Foster is fourth in the league in rushing with 1,250 yards. Lynch is No. 2 with 1,379 yards. Peterson is first with 1,812 yards.

More on Watt:  Allen on Watt's strengths: "He doesn't try to get outside of himself. He does what he does. He has one move and he has a counter off of it. If he doesn't get there, he tries to affect the game in all facets. He bats the ball down and he can play right and left, so he's creating matchup problems, whether it's in the three-technique of the five-technique. The energy level and the effort he puts into his craft is high right now. His will not to be stopped. You have to have things go your way and have to have a couple of sacks fall into your arms. He's got everything going his way right now."

Allen said there are advantages to moving from side to side, "if you can do both."

"You're not stagnant," he said. "Teams can't game plan specifically for you.
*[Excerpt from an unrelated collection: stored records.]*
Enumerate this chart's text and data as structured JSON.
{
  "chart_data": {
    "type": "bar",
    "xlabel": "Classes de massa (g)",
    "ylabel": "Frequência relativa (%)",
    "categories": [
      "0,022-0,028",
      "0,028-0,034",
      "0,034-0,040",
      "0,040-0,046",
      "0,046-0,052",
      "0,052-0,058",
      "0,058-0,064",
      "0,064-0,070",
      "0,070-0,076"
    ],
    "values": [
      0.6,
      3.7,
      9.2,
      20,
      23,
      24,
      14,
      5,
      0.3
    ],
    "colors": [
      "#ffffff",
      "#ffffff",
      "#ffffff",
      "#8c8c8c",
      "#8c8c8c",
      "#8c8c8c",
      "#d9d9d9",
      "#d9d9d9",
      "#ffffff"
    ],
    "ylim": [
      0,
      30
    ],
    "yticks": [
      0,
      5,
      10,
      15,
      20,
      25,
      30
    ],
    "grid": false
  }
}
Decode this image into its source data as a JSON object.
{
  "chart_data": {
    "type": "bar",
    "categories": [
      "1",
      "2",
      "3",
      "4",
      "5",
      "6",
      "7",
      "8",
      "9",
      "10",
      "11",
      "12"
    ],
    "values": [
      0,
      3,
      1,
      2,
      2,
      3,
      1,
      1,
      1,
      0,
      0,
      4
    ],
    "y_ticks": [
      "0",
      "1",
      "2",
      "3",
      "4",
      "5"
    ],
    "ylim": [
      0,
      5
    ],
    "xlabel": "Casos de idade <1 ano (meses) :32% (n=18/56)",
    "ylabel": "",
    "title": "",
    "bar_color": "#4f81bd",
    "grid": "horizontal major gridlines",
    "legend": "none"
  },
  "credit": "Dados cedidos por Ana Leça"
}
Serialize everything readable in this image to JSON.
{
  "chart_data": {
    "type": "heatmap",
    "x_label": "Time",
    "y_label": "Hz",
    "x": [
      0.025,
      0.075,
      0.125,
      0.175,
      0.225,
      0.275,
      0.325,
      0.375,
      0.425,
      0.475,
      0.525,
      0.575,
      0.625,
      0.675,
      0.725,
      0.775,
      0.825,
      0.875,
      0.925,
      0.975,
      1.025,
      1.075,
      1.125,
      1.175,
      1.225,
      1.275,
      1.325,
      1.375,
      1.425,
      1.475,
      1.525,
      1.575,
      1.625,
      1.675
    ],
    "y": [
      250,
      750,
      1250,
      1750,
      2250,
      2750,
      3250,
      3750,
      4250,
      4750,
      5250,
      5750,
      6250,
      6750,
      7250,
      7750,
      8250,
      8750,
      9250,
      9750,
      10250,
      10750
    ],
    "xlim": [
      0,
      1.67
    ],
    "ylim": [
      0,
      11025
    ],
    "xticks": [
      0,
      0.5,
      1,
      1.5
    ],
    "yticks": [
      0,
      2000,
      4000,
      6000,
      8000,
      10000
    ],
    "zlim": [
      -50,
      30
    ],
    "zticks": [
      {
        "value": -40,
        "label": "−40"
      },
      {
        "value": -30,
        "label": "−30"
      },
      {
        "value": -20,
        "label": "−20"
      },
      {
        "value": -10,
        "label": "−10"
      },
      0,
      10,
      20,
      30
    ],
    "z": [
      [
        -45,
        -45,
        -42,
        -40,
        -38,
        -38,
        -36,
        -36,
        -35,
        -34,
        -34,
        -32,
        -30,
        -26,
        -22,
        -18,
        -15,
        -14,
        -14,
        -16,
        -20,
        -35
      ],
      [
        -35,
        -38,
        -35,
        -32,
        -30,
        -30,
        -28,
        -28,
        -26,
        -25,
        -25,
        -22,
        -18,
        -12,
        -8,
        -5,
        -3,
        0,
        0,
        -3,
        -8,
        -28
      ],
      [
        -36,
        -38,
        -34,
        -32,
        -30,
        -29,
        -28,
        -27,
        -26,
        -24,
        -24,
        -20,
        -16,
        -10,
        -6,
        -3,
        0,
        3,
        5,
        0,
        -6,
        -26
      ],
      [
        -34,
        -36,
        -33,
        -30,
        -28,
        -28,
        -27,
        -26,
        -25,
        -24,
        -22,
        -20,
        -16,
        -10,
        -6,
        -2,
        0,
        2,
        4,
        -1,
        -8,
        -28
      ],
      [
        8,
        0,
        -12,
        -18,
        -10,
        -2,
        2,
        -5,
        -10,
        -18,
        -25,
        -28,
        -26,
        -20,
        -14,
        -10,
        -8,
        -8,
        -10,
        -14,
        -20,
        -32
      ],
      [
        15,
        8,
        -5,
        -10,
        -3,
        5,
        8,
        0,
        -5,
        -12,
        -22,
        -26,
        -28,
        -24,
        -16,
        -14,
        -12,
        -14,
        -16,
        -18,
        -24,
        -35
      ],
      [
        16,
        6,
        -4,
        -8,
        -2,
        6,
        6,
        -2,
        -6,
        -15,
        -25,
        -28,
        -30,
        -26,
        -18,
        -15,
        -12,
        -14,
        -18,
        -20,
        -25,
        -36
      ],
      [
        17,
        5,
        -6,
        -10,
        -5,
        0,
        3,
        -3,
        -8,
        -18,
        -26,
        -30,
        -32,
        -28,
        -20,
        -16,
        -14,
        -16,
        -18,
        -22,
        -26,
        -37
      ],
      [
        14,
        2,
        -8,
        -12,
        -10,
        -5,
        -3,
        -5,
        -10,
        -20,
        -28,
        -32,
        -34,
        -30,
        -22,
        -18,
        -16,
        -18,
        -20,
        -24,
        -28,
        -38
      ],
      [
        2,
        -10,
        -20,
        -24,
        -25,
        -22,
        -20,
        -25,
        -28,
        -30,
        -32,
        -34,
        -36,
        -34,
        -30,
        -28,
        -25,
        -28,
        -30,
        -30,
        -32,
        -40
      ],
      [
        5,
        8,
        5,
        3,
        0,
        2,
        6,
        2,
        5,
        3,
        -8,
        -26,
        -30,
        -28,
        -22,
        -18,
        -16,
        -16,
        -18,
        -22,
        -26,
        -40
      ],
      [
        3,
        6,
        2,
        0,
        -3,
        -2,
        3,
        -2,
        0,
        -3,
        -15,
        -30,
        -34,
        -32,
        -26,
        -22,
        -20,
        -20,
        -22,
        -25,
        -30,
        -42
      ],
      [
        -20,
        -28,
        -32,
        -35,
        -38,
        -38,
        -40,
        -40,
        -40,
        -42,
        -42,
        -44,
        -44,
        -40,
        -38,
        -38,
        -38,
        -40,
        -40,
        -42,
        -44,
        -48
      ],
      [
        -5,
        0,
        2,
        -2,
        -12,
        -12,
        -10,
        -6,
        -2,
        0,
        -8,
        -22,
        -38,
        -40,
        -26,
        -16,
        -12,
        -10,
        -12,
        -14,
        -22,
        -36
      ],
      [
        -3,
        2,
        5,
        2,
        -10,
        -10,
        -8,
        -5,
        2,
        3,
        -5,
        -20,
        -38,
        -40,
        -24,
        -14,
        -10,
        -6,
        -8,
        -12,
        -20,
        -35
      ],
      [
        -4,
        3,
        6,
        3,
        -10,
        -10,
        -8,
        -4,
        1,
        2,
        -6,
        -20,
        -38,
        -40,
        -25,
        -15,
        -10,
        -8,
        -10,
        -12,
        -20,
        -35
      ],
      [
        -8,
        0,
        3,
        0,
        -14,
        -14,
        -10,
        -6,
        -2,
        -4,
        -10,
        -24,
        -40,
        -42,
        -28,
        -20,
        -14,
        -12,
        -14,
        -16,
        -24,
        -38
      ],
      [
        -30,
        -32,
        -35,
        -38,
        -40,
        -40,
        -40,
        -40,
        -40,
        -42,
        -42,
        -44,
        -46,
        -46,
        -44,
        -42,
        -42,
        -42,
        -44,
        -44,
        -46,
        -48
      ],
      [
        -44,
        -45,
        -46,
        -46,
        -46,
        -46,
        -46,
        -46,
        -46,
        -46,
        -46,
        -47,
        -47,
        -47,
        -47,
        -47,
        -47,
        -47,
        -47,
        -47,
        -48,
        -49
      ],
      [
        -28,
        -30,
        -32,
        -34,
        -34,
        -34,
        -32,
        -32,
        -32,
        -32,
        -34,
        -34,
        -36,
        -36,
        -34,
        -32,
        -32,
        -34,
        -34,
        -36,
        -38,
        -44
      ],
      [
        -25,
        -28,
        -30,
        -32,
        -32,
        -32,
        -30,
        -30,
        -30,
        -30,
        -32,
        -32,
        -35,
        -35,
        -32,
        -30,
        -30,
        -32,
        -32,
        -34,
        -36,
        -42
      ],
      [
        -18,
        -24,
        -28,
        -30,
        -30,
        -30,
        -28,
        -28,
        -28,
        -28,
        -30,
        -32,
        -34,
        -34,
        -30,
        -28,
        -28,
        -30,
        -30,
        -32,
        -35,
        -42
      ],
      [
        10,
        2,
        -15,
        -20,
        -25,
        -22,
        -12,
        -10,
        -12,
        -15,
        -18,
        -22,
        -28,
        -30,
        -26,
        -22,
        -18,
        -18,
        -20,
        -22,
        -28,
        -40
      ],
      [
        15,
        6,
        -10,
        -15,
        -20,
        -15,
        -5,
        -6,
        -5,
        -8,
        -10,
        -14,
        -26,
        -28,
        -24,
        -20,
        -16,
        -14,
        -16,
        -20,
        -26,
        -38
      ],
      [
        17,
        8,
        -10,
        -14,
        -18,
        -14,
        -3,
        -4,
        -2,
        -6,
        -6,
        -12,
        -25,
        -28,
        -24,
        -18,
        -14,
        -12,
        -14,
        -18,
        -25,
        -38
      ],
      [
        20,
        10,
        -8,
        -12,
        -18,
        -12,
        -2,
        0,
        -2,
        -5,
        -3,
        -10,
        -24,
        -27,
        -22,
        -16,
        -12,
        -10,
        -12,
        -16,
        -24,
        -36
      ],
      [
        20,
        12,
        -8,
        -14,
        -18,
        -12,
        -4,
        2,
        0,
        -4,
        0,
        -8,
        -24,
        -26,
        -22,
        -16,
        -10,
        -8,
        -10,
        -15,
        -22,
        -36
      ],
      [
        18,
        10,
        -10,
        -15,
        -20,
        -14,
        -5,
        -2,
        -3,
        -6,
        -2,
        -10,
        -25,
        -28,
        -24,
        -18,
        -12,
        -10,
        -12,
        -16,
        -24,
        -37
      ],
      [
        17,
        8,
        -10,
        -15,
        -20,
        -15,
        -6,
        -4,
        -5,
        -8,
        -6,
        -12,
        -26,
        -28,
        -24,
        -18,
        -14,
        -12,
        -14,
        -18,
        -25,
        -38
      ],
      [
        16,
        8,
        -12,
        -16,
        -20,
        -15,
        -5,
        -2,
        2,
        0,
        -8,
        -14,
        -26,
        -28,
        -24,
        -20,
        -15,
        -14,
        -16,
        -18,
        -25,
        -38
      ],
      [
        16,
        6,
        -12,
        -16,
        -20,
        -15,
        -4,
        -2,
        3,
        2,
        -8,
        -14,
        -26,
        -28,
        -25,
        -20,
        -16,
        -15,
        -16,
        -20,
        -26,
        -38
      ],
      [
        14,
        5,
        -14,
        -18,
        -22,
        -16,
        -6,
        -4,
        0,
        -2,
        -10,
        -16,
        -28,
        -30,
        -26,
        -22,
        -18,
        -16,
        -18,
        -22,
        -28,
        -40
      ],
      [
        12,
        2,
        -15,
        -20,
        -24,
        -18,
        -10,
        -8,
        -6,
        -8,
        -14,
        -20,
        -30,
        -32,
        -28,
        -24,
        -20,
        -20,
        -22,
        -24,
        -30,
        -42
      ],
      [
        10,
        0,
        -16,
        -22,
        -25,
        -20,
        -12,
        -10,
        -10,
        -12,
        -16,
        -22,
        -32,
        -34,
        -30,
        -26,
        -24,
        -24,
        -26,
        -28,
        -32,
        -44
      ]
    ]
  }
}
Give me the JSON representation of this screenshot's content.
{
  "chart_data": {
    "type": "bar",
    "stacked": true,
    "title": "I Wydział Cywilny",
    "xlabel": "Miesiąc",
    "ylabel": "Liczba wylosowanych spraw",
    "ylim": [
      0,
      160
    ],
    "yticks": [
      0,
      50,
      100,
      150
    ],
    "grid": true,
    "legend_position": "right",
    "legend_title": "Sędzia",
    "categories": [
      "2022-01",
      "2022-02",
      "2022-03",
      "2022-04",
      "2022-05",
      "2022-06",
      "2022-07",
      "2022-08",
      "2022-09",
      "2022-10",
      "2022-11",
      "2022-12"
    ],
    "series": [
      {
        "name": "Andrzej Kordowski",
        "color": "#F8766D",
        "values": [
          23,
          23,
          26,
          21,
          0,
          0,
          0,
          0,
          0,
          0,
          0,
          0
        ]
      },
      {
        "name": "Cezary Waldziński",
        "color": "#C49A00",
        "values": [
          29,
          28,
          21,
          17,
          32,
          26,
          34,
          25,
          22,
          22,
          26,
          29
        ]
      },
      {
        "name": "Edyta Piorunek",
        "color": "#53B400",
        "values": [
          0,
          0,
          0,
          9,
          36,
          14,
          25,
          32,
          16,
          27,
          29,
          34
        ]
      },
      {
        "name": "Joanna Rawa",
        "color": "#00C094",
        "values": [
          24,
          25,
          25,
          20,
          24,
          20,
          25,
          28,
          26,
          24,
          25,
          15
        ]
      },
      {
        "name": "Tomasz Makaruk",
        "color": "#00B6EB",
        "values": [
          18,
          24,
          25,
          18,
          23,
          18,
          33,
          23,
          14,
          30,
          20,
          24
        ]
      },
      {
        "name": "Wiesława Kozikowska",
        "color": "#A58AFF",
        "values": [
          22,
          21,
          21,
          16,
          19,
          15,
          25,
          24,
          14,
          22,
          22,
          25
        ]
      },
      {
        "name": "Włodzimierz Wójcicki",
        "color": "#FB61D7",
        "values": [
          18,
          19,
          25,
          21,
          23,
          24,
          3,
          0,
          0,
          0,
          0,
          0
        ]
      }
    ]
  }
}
You can take advantage if one guard or one tackle is weaker than the other. I'm kind of old school in a way that, `Here I am. Left tackle is supposed to be your best tackle. Right end is supposed to be your best end. Let's see who is best.' This year, I've seemed to face left tackles, tight ends and running backs. I'd like to get just one left tackle. That would be nice.

"My theory is don't go putting me on the left side, where I'm not taking reps. You got to get used to doing things with opposite hands and opposite feet. So for me, I'm a little fish out of water on the left. Why handicap two people by putting someone over on the right. I know what I can do on the right and we have people who can do stuff on the left."